4. If you have siblings, they’ll feed off of your strength

It’s a weird thing to say, but I felt so lucky to have my sister when my father passed. She was the only other person in the world who knew my pain. And while we each grieved in our own way, we shared this unspoken sense of loss. We have helped each other in different ways at different times by being the support system the other one needed at the time.

5. Forgiveness and closure are everything

My father and I were at odds when he was dying, but before his passing, I made it a point to reconcile and forgive him for the things he had done. Most of his behavior was unforgivable, but I knew I’d regret it if he died without us speaking or seeing each other one last time. It was one of the best decisions I’ve ever made. I needed that closure, which has made the healing process a bit easier to work through.

6. A great therapist is a must-have

There is nothing wrong with seeking out the help of someone who has the tools to help you work through this kind of pain. I think it is crucial. My therapist has helped me identify various feelings and behaviors that are rooted in my father’s passing, but to me seemed completely unrelated. I actually think everyone can benefit from always-on therapy, so it’s definitely necessary after the death of a loved one to help with coping and healing.

7. The father-daughter dance at weddings fucking suck

There are certain life milestones that will be painful and hard to get through – where their absence will weigh heavily on you. The birth of my children was one of those moments. My wedding was another. And every other wedding I’ve been to when it’s time for the father/daughter dance…  

8. It will hit you at the most unexpected times

You’ll think you’re okay or you won’t have thought about it for months maybe and then suddenly, out of nowhere, for no obvious reason, you’re crying in the shower or in the car or on your kitchen floor. This is totally normal. Again, this healing process is a long one. Give yourself the time and permission you need to get through it.

9. Everyone moves on

There will be a few days of communal grieving, outpourings of love and condolences, sympathy cards, and support. Then it is gone as quickly as it came and you’re the only one still sad. People go back to their daily lives, because they have to. Life goes on, people move on… and eventually you will, too.

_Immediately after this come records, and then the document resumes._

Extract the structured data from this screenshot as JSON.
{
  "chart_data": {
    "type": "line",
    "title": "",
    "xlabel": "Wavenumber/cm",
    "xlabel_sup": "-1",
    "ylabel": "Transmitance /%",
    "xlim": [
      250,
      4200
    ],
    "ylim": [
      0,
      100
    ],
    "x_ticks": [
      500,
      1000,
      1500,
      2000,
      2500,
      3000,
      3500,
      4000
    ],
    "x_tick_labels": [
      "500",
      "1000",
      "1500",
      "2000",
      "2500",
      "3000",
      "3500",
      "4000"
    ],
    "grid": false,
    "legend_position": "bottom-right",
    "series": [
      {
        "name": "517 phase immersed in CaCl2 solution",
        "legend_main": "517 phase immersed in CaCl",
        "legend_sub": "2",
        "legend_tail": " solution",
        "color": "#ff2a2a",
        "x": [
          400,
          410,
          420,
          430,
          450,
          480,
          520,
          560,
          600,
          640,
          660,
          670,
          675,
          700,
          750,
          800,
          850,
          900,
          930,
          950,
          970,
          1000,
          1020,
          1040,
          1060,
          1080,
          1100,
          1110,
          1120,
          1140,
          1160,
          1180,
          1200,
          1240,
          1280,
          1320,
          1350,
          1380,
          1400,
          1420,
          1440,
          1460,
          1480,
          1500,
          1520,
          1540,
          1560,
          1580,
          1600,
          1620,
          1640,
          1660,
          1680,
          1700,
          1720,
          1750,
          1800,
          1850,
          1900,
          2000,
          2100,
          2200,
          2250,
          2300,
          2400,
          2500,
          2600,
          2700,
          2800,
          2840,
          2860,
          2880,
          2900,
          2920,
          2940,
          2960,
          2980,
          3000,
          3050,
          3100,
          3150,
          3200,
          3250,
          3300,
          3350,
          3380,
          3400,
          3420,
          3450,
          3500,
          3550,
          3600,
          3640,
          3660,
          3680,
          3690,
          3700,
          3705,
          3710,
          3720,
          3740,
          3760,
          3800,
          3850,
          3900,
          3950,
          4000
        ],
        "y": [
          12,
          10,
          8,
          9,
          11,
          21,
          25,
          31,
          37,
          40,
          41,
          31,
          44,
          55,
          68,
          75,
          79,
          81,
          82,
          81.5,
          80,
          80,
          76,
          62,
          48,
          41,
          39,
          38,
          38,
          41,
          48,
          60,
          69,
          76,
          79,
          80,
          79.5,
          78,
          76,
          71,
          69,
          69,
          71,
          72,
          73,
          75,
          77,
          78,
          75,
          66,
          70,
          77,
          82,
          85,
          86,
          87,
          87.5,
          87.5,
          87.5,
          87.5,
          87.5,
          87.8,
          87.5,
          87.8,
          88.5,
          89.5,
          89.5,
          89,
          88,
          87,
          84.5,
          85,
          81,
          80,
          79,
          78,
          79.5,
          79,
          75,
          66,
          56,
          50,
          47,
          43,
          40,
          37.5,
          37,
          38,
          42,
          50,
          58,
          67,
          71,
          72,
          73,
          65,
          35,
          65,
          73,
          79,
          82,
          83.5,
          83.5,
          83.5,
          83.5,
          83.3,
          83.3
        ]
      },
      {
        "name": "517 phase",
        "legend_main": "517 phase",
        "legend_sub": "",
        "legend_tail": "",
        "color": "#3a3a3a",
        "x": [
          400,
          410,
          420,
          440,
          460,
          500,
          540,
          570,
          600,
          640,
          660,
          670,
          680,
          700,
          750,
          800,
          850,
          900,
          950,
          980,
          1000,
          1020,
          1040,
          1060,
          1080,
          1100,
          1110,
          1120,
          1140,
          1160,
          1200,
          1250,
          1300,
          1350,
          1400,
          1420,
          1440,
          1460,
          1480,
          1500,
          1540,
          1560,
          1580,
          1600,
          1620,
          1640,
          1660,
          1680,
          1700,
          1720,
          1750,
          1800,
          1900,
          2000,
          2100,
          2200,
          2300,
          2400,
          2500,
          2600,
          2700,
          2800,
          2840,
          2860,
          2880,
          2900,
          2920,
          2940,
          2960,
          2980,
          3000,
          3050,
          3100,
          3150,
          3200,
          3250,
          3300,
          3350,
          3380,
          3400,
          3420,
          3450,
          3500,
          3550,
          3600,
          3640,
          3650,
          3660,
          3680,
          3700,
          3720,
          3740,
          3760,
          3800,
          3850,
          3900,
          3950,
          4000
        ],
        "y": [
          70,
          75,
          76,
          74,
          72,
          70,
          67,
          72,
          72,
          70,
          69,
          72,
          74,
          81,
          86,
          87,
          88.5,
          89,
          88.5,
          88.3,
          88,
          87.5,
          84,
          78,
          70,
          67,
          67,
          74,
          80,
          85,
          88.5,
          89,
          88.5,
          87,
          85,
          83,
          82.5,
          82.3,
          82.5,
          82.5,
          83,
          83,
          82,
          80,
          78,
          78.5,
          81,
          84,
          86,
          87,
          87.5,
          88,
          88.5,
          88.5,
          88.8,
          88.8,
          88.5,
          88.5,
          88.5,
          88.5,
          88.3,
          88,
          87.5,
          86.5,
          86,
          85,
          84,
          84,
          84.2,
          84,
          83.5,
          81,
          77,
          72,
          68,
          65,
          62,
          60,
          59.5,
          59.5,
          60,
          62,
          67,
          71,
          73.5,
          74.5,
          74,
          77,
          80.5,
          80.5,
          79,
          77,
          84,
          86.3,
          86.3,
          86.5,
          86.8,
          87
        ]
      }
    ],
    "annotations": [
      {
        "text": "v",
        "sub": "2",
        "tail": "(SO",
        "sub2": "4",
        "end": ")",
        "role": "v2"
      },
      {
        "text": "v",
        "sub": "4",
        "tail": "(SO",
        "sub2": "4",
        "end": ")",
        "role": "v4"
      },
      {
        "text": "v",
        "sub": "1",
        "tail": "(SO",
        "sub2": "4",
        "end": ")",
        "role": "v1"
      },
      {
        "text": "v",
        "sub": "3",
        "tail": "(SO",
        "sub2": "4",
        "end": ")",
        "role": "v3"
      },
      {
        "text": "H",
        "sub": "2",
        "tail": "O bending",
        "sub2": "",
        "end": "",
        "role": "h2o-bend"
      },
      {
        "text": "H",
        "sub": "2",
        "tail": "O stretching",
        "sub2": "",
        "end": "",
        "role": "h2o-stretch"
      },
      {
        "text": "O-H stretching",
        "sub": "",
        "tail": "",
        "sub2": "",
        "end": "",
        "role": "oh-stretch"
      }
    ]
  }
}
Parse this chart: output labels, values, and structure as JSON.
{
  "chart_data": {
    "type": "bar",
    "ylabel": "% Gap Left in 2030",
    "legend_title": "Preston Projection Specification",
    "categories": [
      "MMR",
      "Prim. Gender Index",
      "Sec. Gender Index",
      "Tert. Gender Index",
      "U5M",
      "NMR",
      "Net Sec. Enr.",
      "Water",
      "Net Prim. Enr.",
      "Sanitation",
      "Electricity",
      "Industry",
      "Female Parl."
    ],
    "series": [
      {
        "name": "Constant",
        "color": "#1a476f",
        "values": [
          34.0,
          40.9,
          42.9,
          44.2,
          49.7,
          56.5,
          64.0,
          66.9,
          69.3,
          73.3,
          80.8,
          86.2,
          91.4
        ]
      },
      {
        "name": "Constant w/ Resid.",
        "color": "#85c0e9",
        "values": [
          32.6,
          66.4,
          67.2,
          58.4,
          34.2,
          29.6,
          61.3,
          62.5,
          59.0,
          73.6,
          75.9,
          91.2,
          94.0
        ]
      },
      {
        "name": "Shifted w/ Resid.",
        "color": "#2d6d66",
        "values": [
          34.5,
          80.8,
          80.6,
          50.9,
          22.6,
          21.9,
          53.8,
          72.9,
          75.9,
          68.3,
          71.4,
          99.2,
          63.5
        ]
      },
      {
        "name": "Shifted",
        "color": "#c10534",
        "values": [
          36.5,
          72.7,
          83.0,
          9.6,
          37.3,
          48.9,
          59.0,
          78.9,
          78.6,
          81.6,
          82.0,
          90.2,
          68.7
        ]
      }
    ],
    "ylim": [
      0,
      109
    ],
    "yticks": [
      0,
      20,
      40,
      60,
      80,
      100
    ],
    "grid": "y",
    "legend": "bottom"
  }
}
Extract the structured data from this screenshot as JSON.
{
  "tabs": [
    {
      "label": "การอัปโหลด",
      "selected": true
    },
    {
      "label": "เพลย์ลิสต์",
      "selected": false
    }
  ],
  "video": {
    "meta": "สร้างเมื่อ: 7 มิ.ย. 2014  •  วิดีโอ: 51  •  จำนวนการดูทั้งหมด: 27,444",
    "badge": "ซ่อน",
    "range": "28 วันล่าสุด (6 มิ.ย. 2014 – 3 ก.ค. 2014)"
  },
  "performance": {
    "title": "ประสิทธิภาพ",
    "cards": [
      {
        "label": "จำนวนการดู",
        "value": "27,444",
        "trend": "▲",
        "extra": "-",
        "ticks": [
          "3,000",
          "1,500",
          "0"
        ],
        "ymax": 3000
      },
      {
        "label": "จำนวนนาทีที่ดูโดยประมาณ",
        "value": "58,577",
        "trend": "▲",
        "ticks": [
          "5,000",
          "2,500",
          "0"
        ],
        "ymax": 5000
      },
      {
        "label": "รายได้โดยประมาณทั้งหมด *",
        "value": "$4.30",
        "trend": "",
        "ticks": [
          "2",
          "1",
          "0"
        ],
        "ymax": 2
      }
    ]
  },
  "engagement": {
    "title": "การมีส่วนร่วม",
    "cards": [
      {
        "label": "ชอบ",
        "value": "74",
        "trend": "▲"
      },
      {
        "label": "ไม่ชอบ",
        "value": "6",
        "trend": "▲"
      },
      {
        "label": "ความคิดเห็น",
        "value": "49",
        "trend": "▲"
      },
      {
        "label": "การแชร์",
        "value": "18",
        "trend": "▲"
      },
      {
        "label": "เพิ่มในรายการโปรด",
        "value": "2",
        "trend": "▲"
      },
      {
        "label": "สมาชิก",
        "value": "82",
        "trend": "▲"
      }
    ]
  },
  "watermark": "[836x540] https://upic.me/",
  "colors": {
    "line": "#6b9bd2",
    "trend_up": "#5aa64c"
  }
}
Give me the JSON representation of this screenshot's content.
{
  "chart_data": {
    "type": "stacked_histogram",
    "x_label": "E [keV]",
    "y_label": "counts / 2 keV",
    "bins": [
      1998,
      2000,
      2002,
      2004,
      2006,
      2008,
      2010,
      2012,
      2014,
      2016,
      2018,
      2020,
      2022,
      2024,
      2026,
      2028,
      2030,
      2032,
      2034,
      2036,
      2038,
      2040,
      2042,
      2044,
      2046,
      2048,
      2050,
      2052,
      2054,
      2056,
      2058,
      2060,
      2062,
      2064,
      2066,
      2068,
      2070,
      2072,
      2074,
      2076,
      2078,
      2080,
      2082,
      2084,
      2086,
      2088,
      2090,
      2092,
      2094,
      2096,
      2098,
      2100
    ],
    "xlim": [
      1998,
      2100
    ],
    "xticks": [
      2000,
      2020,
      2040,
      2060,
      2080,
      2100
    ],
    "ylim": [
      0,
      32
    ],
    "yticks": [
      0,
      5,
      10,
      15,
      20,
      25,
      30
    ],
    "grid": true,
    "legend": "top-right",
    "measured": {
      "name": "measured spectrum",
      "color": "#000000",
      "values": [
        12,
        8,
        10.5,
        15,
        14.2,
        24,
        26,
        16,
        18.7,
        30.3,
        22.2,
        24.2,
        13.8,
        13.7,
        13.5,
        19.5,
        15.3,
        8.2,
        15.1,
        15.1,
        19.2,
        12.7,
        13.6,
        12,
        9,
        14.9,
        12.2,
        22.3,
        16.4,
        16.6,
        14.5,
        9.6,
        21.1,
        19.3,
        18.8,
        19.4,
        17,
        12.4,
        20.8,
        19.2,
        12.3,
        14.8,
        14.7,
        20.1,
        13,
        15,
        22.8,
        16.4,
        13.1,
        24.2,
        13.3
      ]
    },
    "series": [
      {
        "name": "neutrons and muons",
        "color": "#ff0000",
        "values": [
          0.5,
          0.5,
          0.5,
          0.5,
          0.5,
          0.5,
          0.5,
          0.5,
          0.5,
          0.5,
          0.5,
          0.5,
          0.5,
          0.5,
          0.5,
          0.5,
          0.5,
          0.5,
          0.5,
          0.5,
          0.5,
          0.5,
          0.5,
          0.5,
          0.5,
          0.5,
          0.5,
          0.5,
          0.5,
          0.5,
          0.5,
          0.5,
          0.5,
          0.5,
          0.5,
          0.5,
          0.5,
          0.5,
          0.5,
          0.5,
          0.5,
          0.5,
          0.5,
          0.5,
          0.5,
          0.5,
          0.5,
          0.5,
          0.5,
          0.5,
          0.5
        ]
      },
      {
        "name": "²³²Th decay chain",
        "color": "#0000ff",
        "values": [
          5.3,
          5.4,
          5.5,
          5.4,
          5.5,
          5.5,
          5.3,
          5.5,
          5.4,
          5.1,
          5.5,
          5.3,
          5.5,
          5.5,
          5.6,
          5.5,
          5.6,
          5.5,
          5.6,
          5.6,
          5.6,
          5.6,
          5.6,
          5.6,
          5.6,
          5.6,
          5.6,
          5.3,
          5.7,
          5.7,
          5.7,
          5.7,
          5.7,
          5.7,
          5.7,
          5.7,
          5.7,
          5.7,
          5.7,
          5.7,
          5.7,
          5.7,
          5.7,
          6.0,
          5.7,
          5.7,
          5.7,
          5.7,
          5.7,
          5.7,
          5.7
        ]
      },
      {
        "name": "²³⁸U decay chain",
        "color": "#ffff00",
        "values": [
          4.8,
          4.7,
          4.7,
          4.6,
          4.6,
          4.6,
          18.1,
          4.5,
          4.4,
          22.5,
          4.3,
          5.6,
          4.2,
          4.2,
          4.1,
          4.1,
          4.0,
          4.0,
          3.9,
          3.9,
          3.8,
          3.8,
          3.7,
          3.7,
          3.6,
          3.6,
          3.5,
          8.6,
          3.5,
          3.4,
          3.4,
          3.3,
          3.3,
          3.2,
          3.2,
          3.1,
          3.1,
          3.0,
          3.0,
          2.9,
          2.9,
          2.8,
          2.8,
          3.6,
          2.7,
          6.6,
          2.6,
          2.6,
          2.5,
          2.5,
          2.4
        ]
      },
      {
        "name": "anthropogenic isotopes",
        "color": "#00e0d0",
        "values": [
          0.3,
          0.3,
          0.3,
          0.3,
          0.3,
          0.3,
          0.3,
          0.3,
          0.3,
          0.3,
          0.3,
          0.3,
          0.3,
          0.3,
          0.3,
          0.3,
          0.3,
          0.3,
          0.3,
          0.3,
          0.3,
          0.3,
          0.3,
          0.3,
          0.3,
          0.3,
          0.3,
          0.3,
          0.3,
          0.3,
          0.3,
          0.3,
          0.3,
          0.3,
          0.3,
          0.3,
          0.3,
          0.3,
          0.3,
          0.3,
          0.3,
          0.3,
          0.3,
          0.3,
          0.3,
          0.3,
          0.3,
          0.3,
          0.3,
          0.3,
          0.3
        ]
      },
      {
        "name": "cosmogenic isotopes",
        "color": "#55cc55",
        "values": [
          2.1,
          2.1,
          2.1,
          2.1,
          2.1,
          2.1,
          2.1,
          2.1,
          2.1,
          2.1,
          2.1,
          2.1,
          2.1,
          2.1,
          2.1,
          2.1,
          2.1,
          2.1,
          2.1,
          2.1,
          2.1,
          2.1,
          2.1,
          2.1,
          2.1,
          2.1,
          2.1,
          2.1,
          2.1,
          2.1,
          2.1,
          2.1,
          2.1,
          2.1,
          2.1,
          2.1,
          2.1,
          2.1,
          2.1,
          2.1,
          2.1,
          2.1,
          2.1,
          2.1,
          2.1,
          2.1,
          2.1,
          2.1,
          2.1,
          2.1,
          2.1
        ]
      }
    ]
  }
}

10. You’ll realize who your true friends are

Every year on the anniversary of my father’s death, one friend calls me to see if I’m okay. My husband doesn’t even remember the date!  When my dad passed away, I was shocked by who I didn’t hear from and also by who did reach out. It was a great lesson in helping define true friendship.

11. Death may become a major anxiety/obsession

A few months after my dad passed, I became obsessed with dying. I barely wanted to leave the house, I wouldn’t travel on airplanes, and I asked my then boyfriend, now husband, to check in with me constantly so I knew he was okay. Same for my mom and sister and anyone I really cared about. Turns out that what I was experiencing is a very normal delayed reaction to the loss of a loved one. So, that therapy I mentioned earlier really came in handy during this period.

12. You’ll obsess over the living parent

I now worry about my mother ALL. THE. TIME. A few years ago, she had a health scare, and while I was strong on the outside, I was flipping out on the inside. Worst-case scenarios flooded my thoughts constantly. She was fine, but I then obsessed over losing her, which I still cannot bare the thought of for so many reasons beyond the fact that she’s my only living parent. It doesn’t help that she’s in FL and I’m in NYC, so we speak once a day. If I don’t hear from her, I get nervous… So, yes, there’s still work to be done with the therapist.

I think the biggest takeaway is that everyone grieves differently. My pain is my own. Your pain is your own. What I hope this offers is some light shed on common feelings post-loss, and some hope in knowing you will get through this, and one day the tears will stop and you can think of Mom or Dad with a smile.